Most parents say something like "you're so smart" or "you're so talented." And it feels loving and encouraging.
Carol Dweck's research shows it often isn't.
Dweck's growth mindset research: what praise does to children's motivation and resilience
Process praise vs. person praise — and the critical difference
How 'you're so smart' actually undermines children's performance
Building resilience through the growth mindset approach
Dweck's landmark studies on praise and motivation found a striking pattern: children praised for being smart (person praise / fixed mindset) showed worse outcomes than children praised for effort and process (process praise / growth mindset).
Specifically, children praised for being smart: - Avoided challenges that might reveal they weren't as smart as claimed - Gave up faster when tasks became difficult - Were less willing to admit mistakes - Showed decreased intrinsic motivation over time
Children praised for effort: - Sought more challenging tasks - Persisted longer when things were difficult - Interpreted difficulty as a reason to try harder, not as evidence of inadequacy - Showed increasing motivation over time
The mechanism: when children are praised for being smart, they develop a fixed identity around intelligence. Difficulty then threatens that identity — and they respond by avoiding the difficulty that would reveal limitations. When children are praised for effort and strategy, difficulty becomes simply part of the process.
Specific language shifts:
Instead of "you're so smart": "you worked really hard at that," "I noticed how you kept trying different approaches," "that was a difficult problem — what strategy worked?"
Instead of "you're talented": "you've been practising this for months — all that practice is showing up."

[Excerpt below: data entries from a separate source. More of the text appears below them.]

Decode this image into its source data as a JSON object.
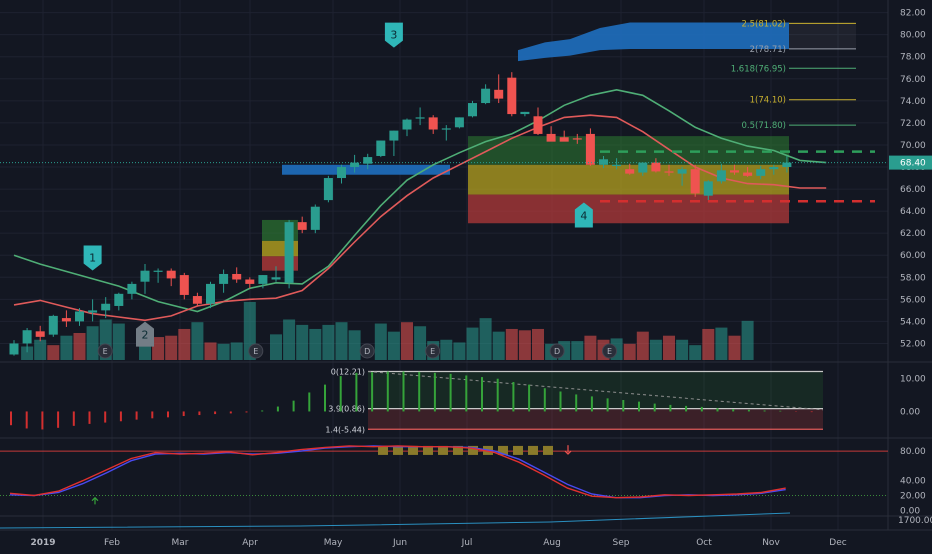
{
  "chart_data": {
    "type": "candlestick",
    "x_ticks": [
      "2019",
      "Feb",
      "Mar",
      "Apr",
      "May",
      "Jun",
      "Jul",
      "Aug",
      "Sep",
      "Oct",
      "Nov",
      "Dec"
    ],
    "price_axis": {
      "ticks": [
        "82.00",
        "80.00",
        "78.00",
        "76.00",
        "74.00",
        "72.00",
        "70.00",
        "68.00",
        "66.00",
        "64.00",
        "62.00",
        "60.00",
        "58.00",
        "56.00",
        "54.00",
        "52.00"
      ],
      "range": [
        50.5,
        82.6
      ],
      "last_price": "68.40"
    },
    "candles": [
      [
        51,
        52.3,
        50.9,
        52
      ],
      [
        52,
        53.4,
        51.2,
        53.2
      ],
      [
        53.1,
        53.6,
        52.2,
        52.6
      ],
      [
        52.8,
        54.6,
        52.6,
        54.5
      ],
      [
        54.3,
        55,
        53.5,
        54
      ],
      [
        54,
        55.2,
        53.6,
        54.9
      ],
      [
        54.8,
        56,
        54,
        55
      ],
      [
        55,
        56.2,
        54.3,
        55.6
      ],
      [
        55.4,
        56.6,
        55,
        56.5
      ],
      [
        56.5,
        57.6,
        56,
        57.4
      ],
      [
        57.6,
        59.2,
        56.5,
        58.6
      ],
      [
        58.5,
        58.8,
        57.5,
        58.6
      ],
      [
        58.6,
        58.8,
        57.2,
        57.9
      ],
      [
        58.2,
        58.4,
        56,
        56.4
      ],
      [
        56.3,
        56.6,
        55.4,
        55.6
      ],
      [
        55.6,
        57.6,
        55.2,
        57.4
      ],
      [
        57.4,
        58.7,
        56.6,
        58.3
      ],
      [
        58.3,
        58.9,
        57.5,
        57.8
      ],
      [
        57.8,
        58,
        57,
        57.4
      ],
      [
        57.4,
        58.2,
        57,
        58.2
      ],
      [
        57.8,
        59,
        57.6,
        58
      ],
      [
        57.5,
        63.2,
        57,
        63
      ],
      [
        63,
        63.5,
        62,
        62.3
      ],
      [
        62.3,
        64.6,
        62,
        64.4
      ],
      [
        65,
        67.2,
        64.8,
        67
      ],
      [
        67,
        68.2,
        66.5,
        68
      ],
      [
        68,
        69.1,
        67.5,
        68.4
      ],
      [
        68.3,
        69.2,
        67.8,
        68.9
      ],
      [
        69,
        70.4,
        68.9,
        70.4
      ],
      [
        70.4,
        71.3,
        69,
        71.3
      ],
      [
        71.4,
        72.4,
        70.8,
        72.3
      ],
      [
        72.4,
        73.4,
        71.8,
        72.5
      ],
      [
        72.5,
        72.7,
        71,
        71.4
      ],
      [
        71.4,
        71.8,
        70.4,
        71.5
      ],
      [
        71.6,
        72.5,
        71.5,
        72.5
      ],
      [
        72.6,
        74,
        72.5,
        73.8
      ],
      [
        73.8,
        75.5,
        73.7,
        75.1
      ],
      [
        75,
        76.4,
        73.8,
        74.2
      ],
      [
        76.1,
        76.6,
        72.6,
        72.8
      ],
      [
        72.8,
        73,
        72.6,
        73
      ],
      [
        72.6,
        73.4,
        70.9,
        71
      ],
      [
        71,
        71.7,
        70.5,
        70.3
      ],
      [
        70.7,
        71.3,
        70.4,
        70.3
      ],
      [
        70.6,
        71,
        70.1,
        70.5
      ],
      [
        71,
        71.5,
        68.1,
        68.2
      ],
      [
        68.2,
        69,
        67.9,
        68.7
      ],
      [
        68.2,
        68.8,
        67.8,
        68.2
      ],
      [
        67.8,
        68.3,
        67.3,
        67.4
      ],
      [
        67.5,
        68.4,
        67.2,
        68.4
      ],
      [
        68.4,
        68.8,
        67.5,
        67.6
      ],
      [
        67.6,
        68.2,
        67.2,
        67.5
      ],
      [
        67.4,
        68,
        66.3,
        67.8
      ],
      [
        67.8,
        68.2,
        65.3,
        65.6
      ],
      [
        65.4,
        66.8,
        65,
        66.7
      ],
      [
        66.7,
        68.3,
        66.5,
        67.7
      ],
      [
        67.7,
        68.2,
        67.3,
        67.5
      ],
      [
        67.5,
        68,
        67.1,
        67.2
      ],
      [
        67.2,
        68.1,
        66.9,
        67.8
      ],
      [
        67.8,
        68.2,
        67.3,
        68
      ],
      [
        68,
        69,
        67.5,
        68.4
      ]
    ],
    "volume": [
      [
        1,
        1,
        "up"
      ],
      [
        2,
        1.5,
        "up"
      ],
      [
        3,
        1.1,
        "down"
      ],
      [
        4,
        1.8,
        "up"
      ],
      [
        5,
        2,
        "down"
      ],
      [
        6,
        2.5,
        "up"
      ],
      [
        7,
        3,
        "up"
      ],
      [
        8,
        2.7,
        "up"
      ],
      [
        10,
        2.3,
        "up"
      ],
      [
        11,
        1.7,
        "down"
      ],
      [
        12,
        1.8,
        "down"
      ],
      [
        13,
        2.3,
        "down"
      ],
      [
        14,
        2.8,
        "up"
      ],
      [
        15,
        1.3,
        "down"
      ],
      [
        16,
        1.2,
        "up"
      ],
      [
        17,
        1.3,
        "up"
      ],
      [
        18,
        4.3,
        "up"
      ],
      [
        20,
        1.9,
        "up"
      ],
      [
        21,
        3,
        "up"
      ],
      [
        22,
        2.6,
        "up"
      ],
      [
        23,
        2.3,
        "up"
      ],
      [
        24,
        2.6,
        "up"
      ],
      [
        25,
        2.8,
        "up"
      ],
      [
        26,
        2.2,
        "up"
      ],
      [
        28,
        2.7,
        "up"
      ],
      [
        29,
        2.1,
        "up"
      ],
      [
        30,
        2.8,
        "down"
      ],
      [
        31,
        2.5,
        "up"
      ],
      [
        32,
        1.4,
        "up"
      ],
      [
        33,
        1.5,
        "up"
      ],
      [
        34,
        1.3,
        "up"
      ],
      [
        35,
        2.4,
        "up"
      ],
      [
        36,
        3.1,
        "up"
      ],
      [
        37,
        2.1,
        "up"
      ],
      [
        38,
        2.3,
        "down"
      ],
      [
        39,
        2.2,
        "down"
      ],
      [
        40,
        2.3,
        "down"
      ],
      [
        41,
        1.2,
        "up"
      ],
      [
        42,
        1.4,
        "up"
      ],
      [
        43,
        1.4,
        "up"
      ],
      [
        44,
        1.8,
        "down"
      ],
      [
        45,
        1.5,
        "down"
      ],
      [
        46,
        1.6,
        "up"
      ],
      [
        47,
        1.2,
        "down"
      ],
      [
        48,
        2.1,
        "down"
      ],
      [
        49,
        1.5,
        "up"
      ],
      [
        50,
        1.8,
        "down"
      ],
      [
        51,
        1.5,
        "up"
      ],
      [
        52,
        1.1,
        "up"
      ],
      [
        53,
        2.3,
        "down"
      ],
      [
        54,
        2.4,
        "up"
      ],
      [
        55,
        1.8,
        "down"
      ],
      [
        56,
        2.9,
        "up"
      ]
    ],
    "moving_averages": [
      {
        "color": "#4fae76",
        "values": [
          [
            0,
            60
          ],
          [
            2,
            59.2
          ],
          [
            5,
            58.2
          ],
          [
            8,
            57.2
          ],
          [
            11,
            55.8
          ],
          [
            14,
            54.9
          ],
          [
            16,
            55.8
          ],
          [
            18,
            57
          ],
          [
            20,
            57.5
          ],
          [
            22,
            57.4
          ],
          [
            24,
            59
          ],
          [
            26,
            61.8
          ],
          [
            28,
            64.5
          ],
          [
            30,
            66.8
          ],
          [
            32,
            68.2
          ],
          [
            34,
            69.3
          ],
          [
            36,
            70.3
          ],
          [
            38,
            71
          ],
          [
            40,
            72.2
          ],
          [
            42,
            73.6
          ],
          [
            44,
            74.5
          ],
          [
            46,
            75
          ],
          [
            48,
            74.5
          ],
          [
            50,
            73.1
          ],
          [
            52,
            71.6
          ],
          [
            54,
            70.6
          ],
          [
            56,
            69.9
          ],
          [
            58,
            69.5
          ],
          [
            60,
            68.6
          ],
          [
            62,
            68.4
          ]
        ]
      },
      {
        "color": "#e05a5a",
        "values": [
          [
            0,
            55.5
          ],
          [
            2,
            55.9
          ],
          [
            4,
            55.3
          ],
          [
            6,
            54.7
          ],
          [
            8,
            54.4
          ],
          [
            10,
            54.1
          ],
          [
            12,
            54.5
          ],
          [
            14,
            55.4
          ],
          [
            16,
            55.8
          ],
          [
            18,
            56
          ],
          [
            20,
            56.1
          ],
          [
            22,
            56.8
          ],
          [
            24,
            58.8
          ],
          [
            26,
            61.2
          ],
          [
            28,
            63.5
          ],
          [
            30,
            65.4
          ],
          [
            32,
            67
          ],
          [
            34,
            68.2
          ],
          [
            36,
            69.4
          ],
          [
            38,
            70.6
          ],
          [
            40,
            71.6
          ],
          [
            42,
            72.5
          ],
          [
            44,
            72.7
          ],
          [
            46,
            72.5
          ],
          [
            48,
            71.2
          ],
          [
            50,
            69.6
          ],
          [
            52,
            68
          ],
          [
            54,
            67
          ],
          [
            56,
            66.5
          ],
          [
            58,
            66.4
          ],
          [
            60,
            66.1
          ],
          [
            62,
            66.1
          ]
        ]
      }
    ],
    "labels": [
      {
        "text": "1",
        "color": "#2fb7b8",
        "bar": 6,
        "price": 59.8,
        "dir": "down"
      },
      {
        "text": "2",
        "color": "#737d86",
        "bar": 10,
        "price": 52.8,
        "dir": "up"
      },
      {
        "text": "3",
        "color": "#2fb7b8",
        "bar": 29,
        "price": 80,
        "dir": "down"
      },
      {
        "text": "4",
        "color": "#2fb7b8",
        "bar": 43.5,
        "price": 63.6,
        "dir": "up"
      }
    ],
    "earnings_markers": [
      {
        "text": "E",
        "bar": 6.5
      },
      {
        "text": "E",
        "bar": 18
      },
      {
        "text": "D",
        "bar": 26.5
      },
      {
        "text": "E",
        "bar": 31.5
      },
      {
        "text": "D",
        "bar": 41
      },
      {
        "text": "E",
        "bar": 45
      }
    ],
    "fib_levels": [
      {
        "label": "2.5(81.02)",
        "price": 81.02,
        "color": "#c9b12f"
      },
      {
        "label": "2(78.71)",
        "price": 78.71,
        "color": "#9aa0ab"
      },
      {
        "label": "1.618(76.95)",
        "price": 76.95,
        "color": "#4fae76"
      },
      {
        "label": "1(74.10)",
        "price": 74.1,
        "color": "#c9b12f"
      },
      {
        "label": "0.5(71.80)",
        "price": 71.8,
        "color": "#4fae76"
      }
    ],
    "oscillator": {
      "ticks": [
        "10.00",
        "0.00"
      ],
      "levels": [
        {
          "label": "0(12.21)",
          "value": 12.21
        },
        {
          "label": "3.9(0.86)",
          "value": 0.86
        },
        {
          "label": "1.4(-5.44)",
          "value": -5.44
        }
      ],
      "range": [
        -7.5,
        14.5
      ],
      "bars": [
        -4.2,
        -5.2,
        -5.5,
        -5,
        -4.4,
        -3.8,
        -3.4,
        -3,
        -2.5,
        -2.1,
        -1.8,
        -1.4,
        -1.1,
        -0.8,
        -0.6,
        -0.3,
        0.3,
        1.5,
        3.3,
        5.8,
        8.2,
        10.8,
        11.8,
        12,
        12.2,
        12.2,
        12.1,
        11.8,
        11.5,
        11,
        10.5,
        10,
        9,
        8.2,
        7.1,
        6.1,
        5.2,
        4.6,
        4,
        3.5,
        3,
        2.4,
        2,
        1.7,
        1.4,
        1,
        0.7,
        0.5,
        0.3,
        0.2,
        -0.1,
        -0.2
      ]
    },
    "stochastic": {
      "ticks": [
        "80.00",
        "40.00",
        "20.00",
        "0.00"
      ],
      "range": [
        -5,
        95
      ],
      "k": [
        [
          0,
          23
        ],
        [
          4,
          20
        ],
        [
          8,
          26
        ],
        [
          12,
          40
        ],
        [
          16,
          55
        ],
        [
          20,
          70
        ],
        [
          24,
          78
        ],
        [
          28,
          76
        ],
        [
          32,
          77
        ],
        [
          36,
          79
        ],
        [
          40,
          75
        ],
        [
          44,
          78
        ],
        [
          48,
          82
        ],
        [
          52,
          85
        ],
        [
          56,
          87
        ],
        [
          60,
          86
        ],
        [
          64,
          87
        ],
        [
          68,
          86
        ],
        [
          72,
          86
        ],
        [
          76,
          84
        ],
        [
          80,
          78
        ],
        [
          84,
          65
        ],
        [
          88,
          48
        ],
        [
          92,
          30
        ],
        [
          96,
          19
        ],
        [
          100,
          17
        ],
        [
          104,
          18
        ],
        [
          108,
          21
        ],
        [
          112,
          20
        ],
        [
          116,
          21
        ],
        [
          120,
          22
        ],
        [
          124,
          24
        ],
        [
          128,
          30
        ]
      ],
      "d": [
        [
          0,
          21
        ],
        [
          4,
          20
        ],
        [
          8,
          24
        ],
        [
          12,
          36
        ],
        [
          16,
          51
        ],
        [
          20,
          67
        ],
        [
          24,
          76
        ],
        [
          28,
          77
        ],
        [
          32,
          76
        ],
        [
          36,
          78
        ],
        [
          40,
          76
        ],
        [
          44,
          77
        ],
        [
          48,
          80
        ],
        [
          52,
          84
        ],
        [
          56,
          86
        ],
        [
          60,
          87
        ],
        [
          64,
          86
        ],
        [
          68,
          86
        ],
        [
          72,
          86
        ],
        [
          76,
          85
        ],
        [
          80,
          80
        ],
        [
          84,
          69
        ],
        [
          88,
          52
        ],
        [
          92,
          35
        ],
        [
          96,
          22
        ],
        [
          100,
          17
        ],
        [
          104,
          17
        ],
        [
          108,
          20
        ],
        [
          112,
          21
        ],
        [
          116,
          20
        ],
        [
          120,
          21
        ],
        [
          124,
          23
        ],
        [
          128,
          28
        ]
      ]
    },
    "bottom_panel": {
      "ticks": [
        "1700.00"
      ]
    }
  }
}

On failure: "That didn't work out. What did you learn? What would you try differently?" This treats failure as information, not verdict.
In the Indian exam-pressure context: the cultural emphasis on marks can inadvertently create fixed-mindset environments where performance = worth. Growth mindset language is particularly important in families where academic performance is highly salient.
Find a comfortable position · Read slowly
For one week: notice every time you praise your child, and assess what you praised (being vs. doing, intelligence vs. effort, result vs. process).
Then: practice reframing. Not removing praise — changing its target.
Praising effort builds children who keep going when it's hard. Praising intelligence builds children who are afraid to try things that might show their limits.